Tasks Requiring Human Expertise
- Major Core, Plugin, and Theme Updates: Auto-updating major versions without staging environment testing is risky. A plugin jumping from version 2 to version 3 can break your site entirely. Always review and test major updates manually.
- Content Reviews and Refreshes: No plugin can judge whether your statistics are still accurate or your pages reflect your current services.
- User Account Audits: Reviewing who has access to your site requires human decision-making, not automation.
- Performance Analysis: Speed test scores need context. A drop in LCP requires someone to investigate the cause, not just flag the number.
- Google Search Console Review: Crawl errors and manual actions need a human to interpret and act on them correctly.
Best Tools for Automating Website Maintenance
The right tools do most of the heavy lifting for you. These five cover the core areas of website maintenance and work reliably across sites of any size.
- UpdraftPlus: The most widely used WordPress backup plugin. Schedule automated backups and send them directly to Google Drive, Dropbox, or Amazon S3. The free version covers most sites, and the premium adds multisite and incremental backup support.
- Wordfence or Solid Security: Both are industry-standard security plugins. Wordfence includes a real-time firewall and malware scanner. Solid Security focuses on site hardening and brute force protection. Both run scheduled scans and send email alerts for critical threats.
- UptimeRobot: Monitors your site every 5 minutes and instantly alerts you by email, SMS, or Slack when it goes down. The free plan covers up to 50 monitors, making it practical for sites of any size.
- WP-Optimize: Cleans your database on a schedule by removing post revisions, spam comments, and expired transients. Also handles image compression and caching, making it a useful all-in-one optimization plugin.
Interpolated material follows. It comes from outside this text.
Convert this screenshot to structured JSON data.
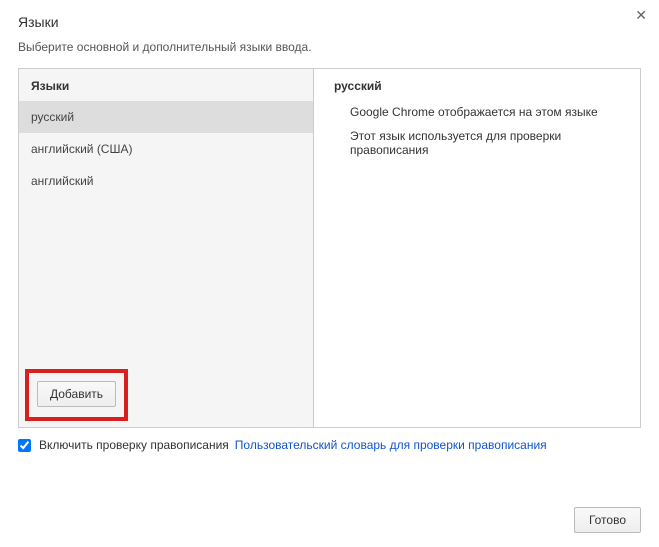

- MainWP or WP Umbrella: Built for managing multiple WordPress sites from one dashboard. MainWP is self-hosted and free. WP Umbrella is a cloud-based solution that adds client reporting and performance tracking. Both are ideal for agencies managing five or more sites.
Conclusion
WP maintenance is not a one-time task. It is a recurring responsibility that directly affects how fast your site loads, how secure it stays and how well it ranks.
Follow this checklist consistently, automate what you can, and never skip the tasks that need human judgment. A site that gets regular attention rarely breaks. A site that gets ignored eventually does.
FAQs
What is a website maintenance checklist for WordPress?
A documented list of recurring tasks that keep your site secure, updated, optimized, and backed up. Tasks are organized by frequency, monthly, quarterly, and annual, so nothing critical gets missed between review cycles.
How often should I perform site maintenance?
Core updates, security scans, and backup checks should happen monthly. Database optimization, plugin audits, and form testing should happen quarterly. A full SEO audit, security review, and backup strategy check should happen once a year.
Can I automate website upkeep tasks?
Yes, partially. Backups, uptime monitoring, security scanning, and database cleanup can all be automated. However, major update testing, content reviews, user account audits, and Search Console analysis always require human judgment.
How long does site maintenance take each month?
Monthly upkeep takes between one and three hours for a standard business site. Quarterly tasks add another two to four hours. Annual tasks can take a full day depending on the size and complexity of your site.